Más al norte de la península, ya en el estado de Baja California, lo que era el territorio Norte, McDonald tomó esta fotografía en lo que eran las inmediaciones de la laguna seca conocida como Chapala, paso obligado, entonces, del camino que se convertiría en la Carretera Transpeninsular y que ésta lo evitaría, se ubica entre Cataviña y El Rosario. Algo impresionante. La toma es de 1950.

Es en ese año, 1950, que llega a La Paz, hace esta toma de la Catedral, es de llamar la atención el tipo de bancas dobles que había y los carros que, entonces, circulaban en la capital de aun Territorio Sur de la Baja California.

Un año antes, en una visita previa, seguramente utilizando los servicios de Trans Mar de Cortés, la línea aérea que daba servicio en la península, hizo esta toma de La Paz. Notamos a la izquierda el Mogote y el único muelle que había.

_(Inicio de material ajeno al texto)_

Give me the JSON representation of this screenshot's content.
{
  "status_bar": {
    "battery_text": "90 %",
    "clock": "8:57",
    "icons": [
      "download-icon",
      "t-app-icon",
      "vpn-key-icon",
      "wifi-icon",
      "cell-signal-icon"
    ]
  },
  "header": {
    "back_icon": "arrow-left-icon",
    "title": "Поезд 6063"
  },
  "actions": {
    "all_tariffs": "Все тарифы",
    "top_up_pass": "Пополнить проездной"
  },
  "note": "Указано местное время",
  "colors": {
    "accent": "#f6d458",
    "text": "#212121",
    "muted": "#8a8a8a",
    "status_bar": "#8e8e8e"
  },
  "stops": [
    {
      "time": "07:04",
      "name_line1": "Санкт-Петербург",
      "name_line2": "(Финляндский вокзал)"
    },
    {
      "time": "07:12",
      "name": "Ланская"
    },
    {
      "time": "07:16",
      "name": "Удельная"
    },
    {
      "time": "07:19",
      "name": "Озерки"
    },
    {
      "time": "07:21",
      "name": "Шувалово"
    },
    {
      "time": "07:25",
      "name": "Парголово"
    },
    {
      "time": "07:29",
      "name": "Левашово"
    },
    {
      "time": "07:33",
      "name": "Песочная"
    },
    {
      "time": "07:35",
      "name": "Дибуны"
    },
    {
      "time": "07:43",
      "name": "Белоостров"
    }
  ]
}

Me sorprende ver la cantidad de plantaciones que, seguramente, cada quien tenía y mantenía, tanto en el jardín en casa como en el huerto también.

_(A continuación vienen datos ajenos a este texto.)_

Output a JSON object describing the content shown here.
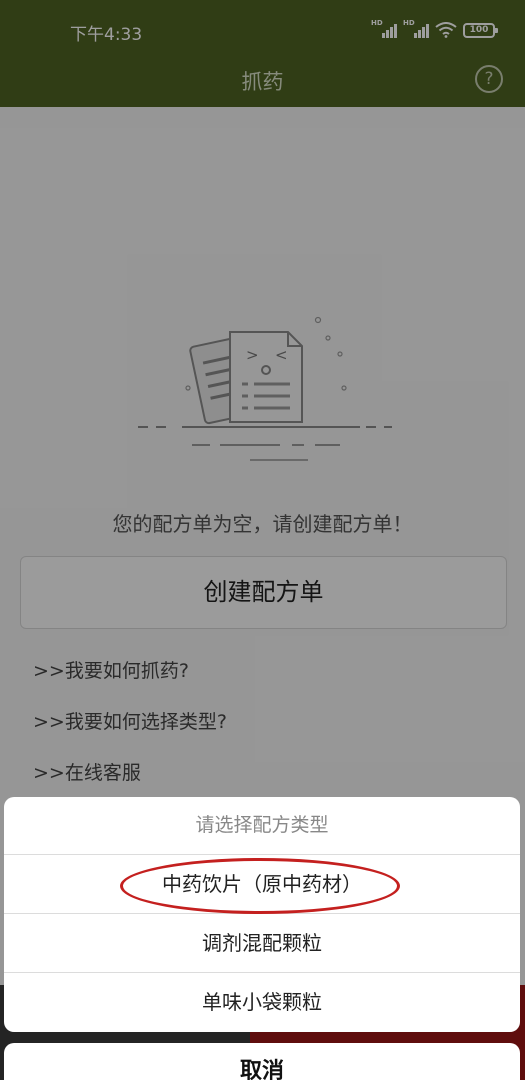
{
  "status_bar": {
    "time": "下午4:33",
    "signal_label": "HD",
    "battery": "100"
  },
  "header": {
    "title": "抓药",
    "help_icon": "?"
  },
  "main": {
    "empty_message": "您的配方单为空，请创建配方单！",
    "create_button": "创建配方单",
    "links": [
      ">>我要如何抓药?",
      ">>我要如何选择类型?",
      ">>在线客服"
    ]
  },
  "action_sheet": {
    "title": "请选择配方类型",
    "options": [
      "中药饮片（原中药材）",
      "调剂混配颗粒",
      "单味小袋颗粒"
    ],
    "cancel": "取消"
  },
  "colors": {
    "header_bg": "#4e6322",
    "highlight_circle": "#c4201f"
  }
}
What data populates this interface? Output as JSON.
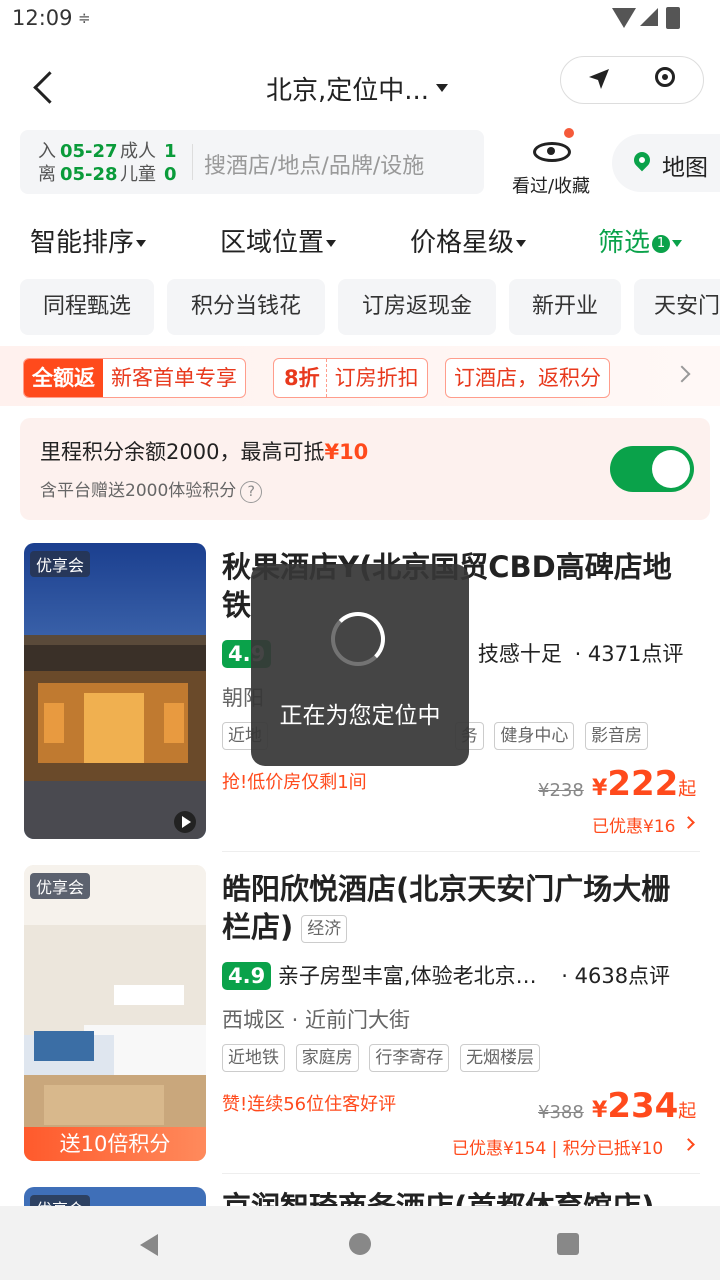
{
  "status": {
    "time": "12:09",
    "bolt": "≑"
  },
  "header": {
    "title": "北京,定位中..."
  },
  "search": {
    "checkin_label": "入",
    "checkin_date": "05-27",
    "adult_label": "成人",
    "adult_count": "1",
    "checkout_label": "离",
    "checkout_date": "05-28",
    "child_label": "儿童",
    "child_count": "0",
    "placeholder": "搜酒店/地点/品牌/设施"
  },
  "fav_label": "看过/收藏",
  "map_label": "地图",
  "sort": {
    "smart": "智能排序",
    "area": "区域位置",
    "price": "价格星级",
    "filter": "筛选",
    "filter_count": "1"
  },
  "chips": [
    "同程甄选",
    "积分当钱花",
    "订房返现金",
    "新开业",
    "天安门"
  ],
  "promo": {
    "tag1_solid": "全额返",
    "tag1_text": "新客首单专享",
    "tag2_bold": "8折",
    "tag2_text": "订房折扣",
    "tag3_text": "订酒店，返积分"
  },
  "points": {
    "line1_prefix": "里程积分余额2000，最高可抵",
    "line1_amount": "¥10",
    "line2": "含平台赠送2000体验积分",
    "question": "?"
  },
  "hotels": [
    {
      "badge": "优享会",
      "name_line1": "秋果酒店Y(北京国贸CBD高碑店地",
      "name_line2": "铁",
      "rating": "4.9",
      "summary": "技感十足",
      "reviews": "· 4371点评",
      "location": "朝阳",
      "tags": [
        "近地",
        "务",
        "健身中心",
        "影音房"
      ],
      "highlight": "抢!低价房仅剩1间",
      "old_price": "¥238",
      "price_cur": "¥",
      "price": "222",
      "price_suffix": "起",
      "saving": "已优惠¥16"
    },
    {
      "badge": "优享会",
      "banner": "送10倍积分",
      "name_line1": "皓阳欣悦酒店(北京天安门广场大栅",
      "name_line2": "栏店)",
      "level": "经济",
      "rating": "4.9",
      "summary": "亲子房型丰富,体验老北京…",
      "reviews": "· 4638点评",
      "location": "西城区 · 近前门大街",
      "tags": [
        "近地铁",
        "家庭房",
        "行李寄存",
        "无烟楼层"
      ],
      "highlight": "赞!连续56位住客好评",
      "old_price": "¥388",
      "price_cur": "¥",
      "price": "234",
      "price_suffix": "起",
      "saving": "已优惠¥154 | 积分已抵¥10"
    },
    {
      "badge": "优享会",
      "name_line1": "京润智琦商务酒店(首都体育馆店)"
    }
  ],
  "toast": {
    "message": "正在为您定位中"
  }
}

 Así se veía el Malecón a en 1950, la toma, seguramente hecha desde el muelle, donde estaba la aduana. Me sorprende el tamaño de los árboles, parecen ser laurel de la India... todos aniquilados ya. En la siguiente fotografía vemos como, efectivamente, las calles de la ciudad, al menos en la zona centro, estaba repletas de árboles, al fondo se ve el kiosco. Veamos ahora algo sobre el otro personaje que nos dejó la rica herencia de las tomas de Baja California Sur en la década de los cincuenta y sesenta, Howard E. Gulick.

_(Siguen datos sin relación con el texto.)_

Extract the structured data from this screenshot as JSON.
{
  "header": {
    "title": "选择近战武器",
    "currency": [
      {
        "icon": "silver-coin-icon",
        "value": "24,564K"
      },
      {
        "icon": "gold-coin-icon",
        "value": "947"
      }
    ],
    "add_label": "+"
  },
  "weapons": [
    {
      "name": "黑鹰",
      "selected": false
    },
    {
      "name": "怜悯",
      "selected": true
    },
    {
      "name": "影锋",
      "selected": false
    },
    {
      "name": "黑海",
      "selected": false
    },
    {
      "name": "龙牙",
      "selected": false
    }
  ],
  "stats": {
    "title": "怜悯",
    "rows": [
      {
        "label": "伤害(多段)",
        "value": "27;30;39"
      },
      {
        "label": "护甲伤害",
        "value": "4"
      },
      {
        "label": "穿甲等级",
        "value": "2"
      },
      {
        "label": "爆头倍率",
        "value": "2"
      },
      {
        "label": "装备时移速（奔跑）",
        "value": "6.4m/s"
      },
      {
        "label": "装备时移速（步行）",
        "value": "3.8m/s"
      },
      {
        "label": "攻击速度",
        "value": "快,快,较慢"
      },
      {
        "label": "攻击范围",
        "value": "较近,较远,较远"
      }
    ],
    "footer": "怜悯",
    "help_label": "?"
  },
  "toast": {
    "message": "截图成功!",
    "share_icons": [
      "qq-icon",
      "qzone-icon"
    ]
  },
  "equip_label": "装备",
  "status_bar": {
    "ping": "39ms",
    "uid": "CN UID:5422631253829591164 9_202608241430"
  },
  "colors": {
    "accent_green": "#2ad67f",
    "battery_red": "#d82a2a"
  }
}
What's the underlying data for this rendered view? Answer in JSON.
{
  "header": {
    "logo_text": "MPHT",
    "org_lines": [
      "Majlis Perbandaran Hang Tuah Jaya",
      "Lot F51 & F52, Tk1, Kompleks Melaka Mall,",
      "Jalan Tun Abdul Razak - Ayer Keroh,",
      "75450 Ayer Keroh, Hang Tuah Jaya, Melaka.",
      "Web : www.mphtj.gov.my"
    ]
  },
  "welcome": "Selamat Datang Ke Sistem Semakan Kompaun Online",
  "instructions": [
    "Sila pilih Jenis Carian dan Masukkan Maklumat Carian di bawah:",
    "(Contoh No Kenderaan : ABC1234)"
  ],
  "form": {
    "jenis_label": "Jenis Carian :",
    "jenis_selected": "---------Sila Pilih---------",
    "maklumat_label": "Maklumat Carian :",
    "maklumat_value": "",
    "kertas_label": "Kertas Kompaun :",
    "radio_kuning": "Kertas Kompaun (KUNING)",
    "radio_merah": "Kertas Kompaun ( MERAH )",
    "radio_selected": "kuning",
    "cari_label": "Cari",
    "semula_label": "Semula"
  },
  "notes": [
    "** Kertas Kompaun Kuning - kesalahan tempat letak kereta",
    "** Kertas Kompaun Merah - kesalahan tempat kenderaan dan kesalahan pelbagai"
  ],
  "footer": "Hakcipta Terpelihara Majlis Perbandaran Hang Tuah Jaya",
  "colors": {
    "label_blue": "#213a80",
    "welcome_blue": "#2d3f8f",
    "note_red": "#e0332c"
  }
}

"Howard Gulick nació en Visalia, California, el 25 de agosto de 1911. En 1920 se trasladó con sus padres a Los Ángeles y más tarde, en 1922, en Glendale, California. Gulick se graduó de la Escuela de Glendale High en 1929 y en el Instituto de Tecnología de California en 1934 con una licenciatura en ingeniería. De 1935 a 1972 Gulick trabajó para el Departamento de Servicios Públicos. Durante la Segunda Guerra Mundial (septiembre 1942 hasta enero 1946), sirvió en la Fuerza Aérea y fue colocado en Yuma, Arizona. Además de sus funciones como ingeniero de correos y jefe de compras, Gulick pasaba su tiempo libre practicando el español, la exploración de la frontera y fue entonces que desarrolló un interés en el desierto.

En la toma, aun de Marquis McDonald, vemos algo que él marcó como "el faro antiguo" en San José. Quizá sea el que se encuentra en La Playita, pero más datos no hay. Seguimos con la vida de Gulick: "En 1950, hizo su primer viaje largo en Baja California, viajando hacia el sur hasta Loreto en un Jeep y continuó pasando sus vacaciones viajando por la península (excepto 1958) hasta 1961. En 1964, recordó, "además de la mera cobertura de carreteras, estudié y buscamos caminos antiguos, misiones, ranchos, etc. Junto con todo esto, las notas detalladas de las distancias recorridas por carretera me permitió trazar los caminos en un mapa base. Durante este periodo los fines de semana más largos se gastaron allí [a menudo en compañía de Faustino Pérez, de Ensenada].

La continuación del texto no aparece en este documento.